4. Materials and Methods
In the collective of patients on the waiting list for kidney transplantation, SARS-CoV-2 antibodies were determined from excess material (serum/plasma) during the quarterly antibody screening in all four quarters in 2020. With regard to the patient population after kidney transplantation, SARS-CoV-2 antibodies were examined during the outpatient visit in the period between beginning of January and end of February 2021, as well as the patients we treated as inpatients due to their COVID disease.
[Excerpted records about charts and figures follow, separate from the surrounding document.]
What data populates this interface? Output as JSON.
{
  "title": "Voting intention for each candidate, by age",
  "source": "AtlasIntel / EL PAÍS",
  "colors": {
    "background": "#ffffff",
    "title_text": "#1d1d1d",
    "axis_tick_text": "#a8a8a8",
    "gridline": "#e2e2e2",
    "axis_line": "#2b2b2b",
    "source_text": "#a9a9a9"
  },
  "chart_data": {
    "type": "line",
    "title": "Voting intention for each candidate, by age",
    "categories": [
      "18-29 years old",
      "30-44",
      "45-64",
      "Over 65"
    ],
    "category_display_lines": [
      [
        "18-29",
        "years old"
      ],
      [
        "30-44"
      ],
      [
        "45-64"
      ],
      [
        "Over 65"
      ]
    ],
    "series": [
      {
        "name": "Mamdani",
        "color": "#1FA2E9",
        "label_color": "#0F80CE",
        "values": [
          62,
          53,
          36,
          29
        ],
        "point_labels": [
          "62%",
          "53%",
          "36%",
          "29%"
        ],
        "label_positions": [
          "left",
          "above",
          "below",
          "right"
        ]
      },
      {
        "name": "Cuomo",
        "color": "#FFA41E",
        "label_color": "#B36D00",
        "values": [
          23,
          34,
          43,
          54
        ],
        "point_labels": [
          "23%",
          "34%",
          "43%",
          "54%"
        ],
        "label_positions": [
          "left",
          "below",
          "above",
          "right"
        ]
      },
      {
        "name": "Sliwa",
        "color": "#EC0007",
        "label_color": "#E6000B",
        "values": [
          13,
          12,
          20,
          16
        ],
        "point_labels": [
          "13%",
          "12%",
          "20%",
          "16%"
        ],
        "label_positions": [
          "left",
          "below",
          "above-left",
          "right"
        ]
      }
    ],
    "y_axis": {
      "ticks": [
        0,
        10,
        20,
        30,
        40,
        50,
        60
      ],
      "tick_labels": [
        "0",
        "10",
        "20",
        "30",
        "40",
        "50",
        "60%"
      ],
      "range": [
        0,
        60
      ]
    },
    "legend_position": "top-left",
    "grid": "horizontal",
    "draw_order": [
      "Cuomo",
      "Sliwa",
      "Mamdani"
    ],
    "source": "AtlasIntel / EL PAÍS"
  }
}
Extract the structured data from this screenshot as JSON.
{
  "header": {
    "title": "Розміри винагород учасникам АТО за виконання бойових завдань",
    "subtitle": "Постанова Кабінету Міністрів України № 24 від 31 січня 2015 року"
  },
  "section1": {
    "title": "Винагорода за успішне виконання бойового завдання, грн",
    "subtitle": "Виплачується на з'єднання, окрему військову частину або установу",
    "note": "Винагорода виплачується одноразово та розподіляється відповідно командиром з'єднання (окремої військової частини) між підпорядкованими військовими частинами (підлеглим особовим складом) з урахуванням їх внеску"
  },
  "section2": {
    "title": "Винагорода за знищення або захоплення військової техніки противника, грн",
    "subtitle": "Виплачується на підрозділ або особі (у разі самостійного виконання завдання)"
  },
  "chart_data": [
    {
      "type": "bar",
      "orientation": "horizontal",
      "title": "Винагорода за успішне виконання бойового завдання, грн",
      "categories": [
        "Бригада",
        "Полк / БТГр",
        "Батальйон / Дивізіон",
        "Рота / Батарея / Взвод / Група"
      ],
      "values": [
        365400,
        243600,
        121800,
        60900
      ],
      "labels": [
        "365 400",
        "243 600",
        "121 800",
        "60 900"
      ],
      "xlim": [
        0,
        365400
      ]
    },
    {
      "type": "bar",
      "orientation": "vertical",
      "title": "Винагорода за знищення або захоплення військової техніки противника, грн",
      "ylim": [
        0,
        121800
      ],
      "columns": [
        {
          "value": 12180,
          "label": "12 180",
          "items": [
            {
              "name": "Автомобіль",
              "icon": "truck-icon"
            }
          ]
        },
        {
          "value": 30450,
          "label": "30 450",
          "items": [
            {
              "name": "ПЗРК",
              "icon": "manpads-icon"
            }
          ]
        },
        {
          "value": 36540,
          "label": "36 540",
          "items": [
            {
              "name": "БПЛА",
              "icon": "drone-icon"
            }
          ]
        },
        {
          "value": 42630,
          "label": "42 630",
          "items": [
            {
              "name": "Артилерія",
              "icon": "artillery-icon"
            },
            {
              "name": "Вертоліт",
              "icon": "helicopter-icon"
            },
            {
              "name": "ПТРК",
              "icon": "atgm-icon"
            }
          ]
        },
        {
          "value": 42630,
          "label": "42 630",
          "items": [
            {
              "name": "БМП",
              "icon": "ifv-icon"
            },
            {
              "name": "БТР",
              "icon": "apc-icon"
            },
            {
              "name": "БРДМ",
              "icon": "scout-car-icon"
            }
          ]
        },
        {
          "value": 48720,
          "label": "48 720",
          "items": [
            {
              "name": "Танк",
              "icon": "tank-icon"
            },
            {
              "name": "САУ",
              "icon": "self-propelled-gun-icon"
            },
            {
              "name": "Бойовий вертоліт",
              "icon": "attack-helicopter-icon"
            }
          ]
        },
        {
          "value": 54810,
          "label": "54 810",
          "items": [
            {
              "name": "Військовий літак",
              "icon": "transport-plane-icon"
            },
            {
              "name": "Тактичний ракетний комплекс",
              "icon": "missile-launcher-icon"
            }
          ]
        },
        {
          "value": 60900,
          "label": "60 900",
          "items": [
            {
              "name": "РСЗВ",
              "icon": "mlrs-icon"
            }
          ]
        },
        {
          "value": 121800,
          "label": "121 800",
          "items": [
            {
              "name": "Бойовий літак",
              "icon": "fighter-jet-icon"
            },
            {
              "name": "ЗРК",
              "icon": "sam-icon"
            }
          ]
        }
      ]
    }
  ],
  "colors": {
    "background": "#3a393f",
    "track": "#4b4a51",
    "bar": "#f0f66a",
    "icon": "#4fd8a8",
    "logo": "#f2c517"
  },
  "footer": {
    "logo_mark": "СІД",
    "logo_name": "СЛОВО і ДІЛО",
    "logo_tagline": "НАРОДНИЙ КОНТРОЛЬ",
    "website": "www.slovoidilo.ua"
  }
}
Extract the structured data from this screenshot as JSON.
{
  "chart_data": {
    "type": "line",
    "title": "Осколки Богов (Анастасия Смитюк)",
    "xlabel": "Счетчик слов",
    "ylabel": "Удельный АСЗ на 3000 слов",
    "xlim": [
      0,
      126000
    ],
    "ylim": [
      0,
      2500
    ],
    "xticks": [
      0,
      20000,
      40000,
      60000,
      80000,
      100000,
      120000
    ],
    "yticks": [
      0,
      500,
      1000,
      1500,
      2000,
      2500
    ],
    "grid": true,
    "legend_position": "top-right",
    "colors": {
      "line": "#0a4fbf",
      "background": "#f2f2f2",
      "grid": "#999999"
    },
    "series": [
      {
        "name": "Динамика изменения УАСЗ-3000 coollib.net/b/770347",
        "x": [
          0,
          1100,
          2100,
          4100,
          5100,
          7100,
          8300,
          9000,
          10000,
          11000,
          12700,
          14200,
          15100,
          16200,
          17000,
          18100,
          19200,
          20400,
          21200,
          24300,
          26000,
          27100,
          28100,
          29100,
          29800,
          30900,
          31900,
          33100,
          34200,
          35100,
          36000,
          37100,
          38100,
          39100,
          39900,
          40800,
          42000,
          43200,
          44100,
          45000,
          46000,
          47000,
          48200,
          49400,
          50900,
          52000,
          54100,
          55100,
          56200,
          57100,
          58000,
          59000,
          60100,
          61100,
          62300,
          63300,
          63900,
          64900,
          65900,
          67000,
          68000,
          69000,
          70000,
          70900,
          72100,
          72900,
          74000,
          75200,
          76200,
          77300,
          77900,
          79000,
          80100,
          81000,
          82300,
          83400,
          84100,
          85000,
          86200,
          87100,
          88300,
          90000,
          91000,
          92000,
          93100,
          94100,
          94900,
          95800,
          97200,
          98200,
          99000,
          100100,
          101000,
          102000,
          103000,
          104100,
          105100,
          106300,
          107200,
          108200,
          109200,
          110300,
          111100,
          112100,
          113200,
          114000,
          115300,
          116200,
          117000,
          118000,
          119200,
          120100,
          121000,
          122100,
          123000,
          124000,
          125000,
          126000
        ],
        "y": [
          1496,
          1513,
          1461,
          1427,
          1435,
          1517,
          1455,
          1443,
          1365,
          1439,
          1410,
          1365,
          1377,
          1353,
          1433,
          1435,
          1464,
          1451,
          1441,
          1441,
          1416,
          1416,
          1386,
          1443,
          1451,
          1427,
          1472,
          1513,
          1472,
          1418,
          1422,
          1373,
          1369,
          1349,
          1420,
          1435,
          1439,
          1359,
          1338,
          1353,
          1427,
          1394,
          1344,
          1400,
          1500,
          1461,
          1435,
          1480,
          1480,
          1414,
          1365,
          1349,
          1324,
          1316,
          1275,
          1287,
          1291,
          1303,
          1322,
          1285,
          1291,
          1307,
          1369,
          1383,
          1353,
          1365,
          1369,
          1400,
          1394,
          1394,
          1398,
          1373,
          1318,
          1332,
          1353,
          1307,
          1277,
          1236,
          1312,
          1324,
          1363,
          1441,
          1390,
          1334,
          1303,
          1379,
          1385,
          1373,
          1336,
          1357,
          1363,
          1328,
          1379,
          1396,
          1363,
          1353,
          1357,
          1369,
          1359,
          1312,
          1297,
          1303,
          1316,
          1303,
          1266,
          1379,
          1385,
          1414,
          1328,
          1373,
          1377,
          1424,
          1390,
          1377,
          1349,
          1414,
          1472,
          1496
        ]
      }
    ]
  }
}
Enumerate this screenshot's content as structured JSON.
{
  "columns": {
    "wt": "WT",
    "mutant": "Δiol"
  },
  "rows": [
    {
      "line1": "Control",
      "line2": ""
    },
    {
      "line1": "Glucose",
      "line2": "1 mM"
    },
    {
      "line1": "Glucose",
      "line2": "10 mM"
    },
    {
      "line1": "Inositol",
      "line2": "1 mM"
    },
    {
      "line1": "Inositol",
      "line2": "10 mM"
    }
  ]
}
A chemiluminescence microparticle immunoassay (CMIA) was used for qualitative detection of IgG and IgM antibodies (Architect SARS-CoV-2-IgG/and SARS-CoV-2-IgM Assays, Abbott GmbH, Wiesbaden, Germany). This assay is specific for antibodies against the nucleocapsid protein of SARS-CoV-2 and does not detect antibodies induced by vaccination. The IgM test, on the other hand, detects antibodies against the spike protein including those induced by vaccination. The specificity of 99.6% and 99.82% for the IgG and the IgM-Assay are indicated by the manufacturer. Furthermore, patients were interviewed by telephone and were questioned with regard to symptoms of SARS-CoV-2 infection, whether hospitalization was necessary, about comorbidities, BMI, and smoking history. In addition to the named collective, the disease courses of dialysis patients who were treated as inpatients in the University Hospital of Mainz due to their COVID disease were evaluated retrospectively.
The primary outcome parameter was the risk of infection for kidney transplant patients and those on the kidney transplant waiting list. Further outcome parameters were the course of disease in these collectives compared with the course of disease in dialysis patients who do not have the possibility of kidney transplantation due to age or comorbidities and the formation of antibodies against SARS-CoV-2 after infection.
5. Conclusions
In summary, we conclude that a low incidence of infections in the general population imply that high risk patients are not exposed to an increased risk of infection, which is of great importance especially with regard to dialysis centers. On the other hand, higher infection rates lead to a significant increase in infections in patients who do not have the opportunity for social isolation. Keeping the number of infections low is therefore indispensable for all high-risk populations and should therefore be an urgent political goal.
In addition, we did not find an increased risk of a worse outcome in the renal transplant population after SARS-CoV-2 infection. A possible explanation for this could be the immunosuppressive therapy in these patients which may prevent or suppress the hyperinflammation that occurs during severe COVID-19 infections. Additionally, the significantly higher mortality in some publications could possibly be explained by the overwhelmed capacity of the healthcare system in many regions. Furthermore, the statement that increased mortality in transplanted patients is not related to immunosuppression but to the presence of comorbidities is a very interesting aspect.
Another aspect of our work is that it could be shown that our immunocompromised patient cohorts form antibodies after an infection, and thus there is hope that vaccination might protect these patients, too. In view of the fact that the number of infections in the overall collective is above the German average, prioritized vaccination seems essential in these patients. Especially in the high-risk group of dialysis patients, who due to age and comorbidities do not have the option of transplantation and who cannot isolate themselves through the needed dialysis, vaccination is probably an important option.
However, many questions remain unclear with regard to the COVID-19 pandemic and the vaccines that have only recently become available. However, first answers to these questions can be expected soon. Obviously, risk groups need to be protected more successfully and efficiently, and vaccination seems to be an essential component of this.